31.  La Cour observe que, étant donné que la grande majorité des États membres du Conseil de l’Europe ont adopté des textes législatifs reconnaissant un droit d’accès à l’information et/ou aux documents officiels détenus par les autorités publiques, la Cour estime établi « qu’il existe (...) un large consensus sur la nécessité de reconnaître un droit individuel d’accès aux informations détenues par l’État afin de permettre au public d’examiner les questions d’intérêt public, y compris le mode de fonctionnement des autorités publiques dans une société démocratique, et de se forger une opinion en la matière. » De plus, se référant à l’article 19 du Pacte international relatif aux droits civils et politiques, à la position du Comité des droits de l’homme des Nations unies et à celle du Rapporteur spécial des Nations unies sur la promotion et la protection du droit à la liberté d’opinion et d’expression, la Cour considère qu’« un consensus fort se dégage aussi au niveau international ». Cependant, si elle admet que ces conclusions au niveau international ont été adoptées relativement à l’article 19 du Pacte international relatif aux droits civils et politiques, la Cour juge que, malgré une différence importante de libellé (qu’elle reconnaît), ces conclusions sont pertinentes en l’espèce en ce qu’il en ressort que le droit d’accès aux données et documents d’intérêt public est considéré comme « inhérent à la liberté d’expression ». À l’appui de ces conclusions, la Cour se réfère aussi à l’article 42 de la Charte des droits fondamentaux de l’Union européenne, au règlement (CE) no 1049/2001 et à la Convention du Conseil de l’Europe de 2009 sur l’accès aux documents publics, alors que celle-ci n’a été ratifiée que par sept états membres. Elle conclut que l’adoption de ces normes « dénote une évolution continue vers la reconnaissance d’une obligation pour l’État de donner accès aux informations publiques ». La Cour estime que la Convention du Conseil de l’Europe de 2009 « indique une tendance claire vers une norme européenne, qui doit être vue comme une considération pertinente en l’espèce » (paragraphes 139 à 145 de l’arrêt).

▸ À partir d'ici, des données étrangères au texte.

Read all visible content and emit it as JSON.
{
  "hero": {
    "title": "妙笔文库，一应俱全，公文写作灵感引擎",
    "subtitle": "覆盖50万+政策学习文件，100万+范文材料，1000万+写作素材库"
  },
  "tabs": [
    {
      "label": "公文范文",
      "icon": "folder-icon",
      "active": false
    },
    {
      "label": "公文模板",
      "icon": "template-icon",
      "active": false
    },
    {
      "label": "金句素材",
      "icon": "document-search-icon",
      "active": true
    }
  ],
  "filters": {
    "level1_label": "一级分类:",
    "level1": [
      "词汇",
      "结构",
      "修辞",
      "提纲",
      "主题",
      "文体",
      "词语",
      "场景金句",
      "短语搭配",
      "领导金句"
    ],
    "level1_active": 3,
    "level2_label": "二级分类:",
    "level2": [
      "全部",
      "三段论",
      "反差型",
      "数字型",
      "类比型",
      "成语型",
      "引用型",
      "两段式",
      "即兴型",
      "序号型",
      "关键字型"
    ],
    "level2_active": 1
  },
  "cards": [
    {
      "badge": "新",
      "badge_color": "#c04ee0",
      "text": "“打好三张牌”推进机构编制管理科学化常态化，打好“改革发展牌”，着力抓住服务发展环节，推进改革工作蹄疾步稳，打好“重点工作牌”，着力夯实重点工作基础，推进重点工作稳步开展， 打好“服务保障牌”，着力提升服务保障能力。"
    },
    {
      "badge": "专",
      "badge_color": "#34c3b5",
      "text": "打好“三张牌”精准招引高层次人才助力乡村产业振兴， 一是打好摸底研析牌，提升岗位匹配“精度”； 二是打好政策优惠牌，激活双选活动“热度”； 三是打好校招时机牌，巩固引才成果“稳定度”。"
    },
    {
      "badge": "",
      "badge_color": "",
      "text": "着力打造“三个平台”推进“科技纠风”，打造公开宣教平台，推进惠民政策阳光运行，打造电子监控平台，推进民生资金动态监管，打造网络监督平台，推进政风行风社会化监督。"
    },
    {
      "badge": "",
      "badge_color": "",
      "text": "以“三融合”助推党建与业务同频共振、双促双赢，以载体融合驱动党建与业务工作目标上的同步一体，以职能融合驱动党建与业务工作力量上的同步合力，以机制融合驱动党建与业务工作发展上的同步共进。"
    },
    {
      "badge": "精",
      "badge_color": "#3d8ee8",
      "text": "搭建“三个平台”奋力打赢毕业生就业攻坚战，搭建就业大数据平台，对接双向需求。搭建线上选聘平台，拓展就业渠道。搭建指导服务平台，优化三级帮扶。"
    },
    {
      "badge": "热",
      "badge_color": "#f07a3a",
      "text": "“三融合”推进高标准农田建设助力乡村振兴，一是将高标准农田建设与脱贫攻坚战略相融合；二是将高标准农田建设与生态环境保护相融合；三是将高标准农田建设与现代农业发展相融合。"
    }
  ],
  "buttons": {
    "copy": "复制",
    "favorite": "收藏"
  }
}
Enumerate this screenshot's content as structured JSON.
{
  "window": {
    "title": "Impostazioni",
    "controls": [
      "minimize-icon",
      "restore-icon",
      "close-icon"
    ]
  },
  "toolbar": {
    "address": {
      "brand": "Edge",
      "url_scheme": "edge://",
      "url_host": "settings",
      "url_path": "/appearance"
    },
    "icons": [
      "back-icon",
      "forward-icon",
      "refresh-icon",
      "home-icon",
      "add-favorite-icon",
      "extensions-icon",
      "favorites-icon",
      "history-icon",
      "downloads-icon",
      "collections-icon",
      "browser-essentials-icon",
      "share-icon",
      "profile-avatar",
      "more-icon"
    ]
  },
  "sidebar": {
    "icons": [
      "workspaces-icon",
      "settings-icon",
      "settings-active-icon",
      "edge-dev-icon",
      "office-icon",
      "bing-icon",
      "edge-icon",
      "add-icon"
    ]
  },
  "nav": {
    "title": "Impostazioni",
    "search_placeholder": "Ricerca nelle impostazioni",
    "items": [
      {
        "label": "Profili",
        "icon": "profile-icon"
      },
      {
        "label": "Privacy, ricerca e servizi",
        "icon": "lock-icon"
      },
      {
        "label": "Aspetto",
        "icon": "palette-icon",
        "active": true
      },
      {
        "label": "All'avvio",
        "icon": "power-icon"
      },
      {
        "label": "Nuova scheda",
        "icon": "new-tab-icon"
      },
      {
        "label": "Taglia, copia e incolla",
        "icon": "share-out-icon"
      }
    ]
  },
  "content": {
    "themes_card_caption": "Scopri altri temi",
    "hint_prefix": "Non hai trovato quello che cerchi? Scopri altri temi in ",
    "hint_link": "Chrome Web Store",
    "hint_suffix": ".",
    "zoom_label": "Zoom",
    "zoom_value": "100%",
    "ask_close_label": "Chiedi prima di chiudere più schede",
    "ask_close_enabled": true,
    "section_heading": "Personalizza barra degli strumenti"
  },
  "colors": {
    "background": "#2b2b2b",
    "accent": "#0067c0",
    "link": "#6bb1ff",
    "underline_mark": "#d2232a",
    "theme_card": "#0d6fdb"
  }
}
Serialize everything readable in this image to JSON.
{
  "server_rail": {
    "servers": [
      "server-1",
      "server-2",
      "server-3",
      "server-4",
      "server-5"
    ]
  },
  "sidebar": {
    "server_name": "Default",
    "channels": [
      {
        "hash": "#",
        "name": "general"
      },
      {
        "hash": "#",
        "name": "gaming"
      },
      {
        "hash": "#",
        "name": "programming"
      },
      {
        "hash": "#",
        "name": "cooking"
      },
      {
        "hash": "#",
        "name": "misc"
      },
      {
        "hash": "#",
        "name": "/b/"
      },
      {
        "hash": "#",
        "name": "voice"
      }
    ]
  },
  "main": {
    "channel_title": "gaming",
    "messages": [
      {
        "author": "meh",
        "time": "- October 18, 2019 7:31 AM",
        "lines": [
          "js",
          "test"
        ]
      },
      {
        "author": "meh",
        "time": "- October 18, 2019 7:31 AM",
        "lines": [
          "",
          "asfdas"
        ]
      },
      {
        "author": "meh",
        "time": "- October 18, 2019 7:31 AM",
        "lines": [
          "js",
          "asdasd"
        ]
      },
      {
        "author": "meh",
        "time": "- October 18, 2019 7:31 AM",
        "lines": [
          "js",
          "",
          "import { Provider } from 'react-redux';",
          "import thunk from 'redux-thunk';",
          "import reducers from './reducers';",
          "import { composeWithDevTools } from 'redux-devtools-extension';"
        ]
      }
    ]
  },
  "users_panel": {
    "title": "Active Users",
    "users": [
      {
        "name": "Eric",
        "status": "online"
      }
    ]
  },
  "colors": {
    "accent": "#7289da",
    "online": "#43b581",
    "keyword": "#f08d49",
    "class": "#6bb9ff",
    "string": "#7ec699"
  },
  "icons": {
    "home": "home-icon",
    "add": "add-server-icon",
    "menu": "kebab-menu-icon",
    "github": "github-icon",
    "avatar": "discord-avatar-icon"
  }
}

32.  Là aussi, le raisonnement suivi par la Cour pose problème à plusieurs niveaux.

Premièrement, il convient de rappeler que l’application de la théorie de « l’instrument vivant », sur laquelle la Cour fonde l’existence d’un prétendu « large consensus » en Europe, suppose que soit démontrée l’existence dans la pratique d’un consensus ou d’une convergence dans les états membres en ce qui concerne le droit en question. En outre, et particulièrement lorsqu’un tel droit semble exclu par le libellé de la Convention, ce consensus doit manifester une compréhension ou au moins une acceptation implicite des états membres relativement aux obligations accrues découlant pour eux de la Convention.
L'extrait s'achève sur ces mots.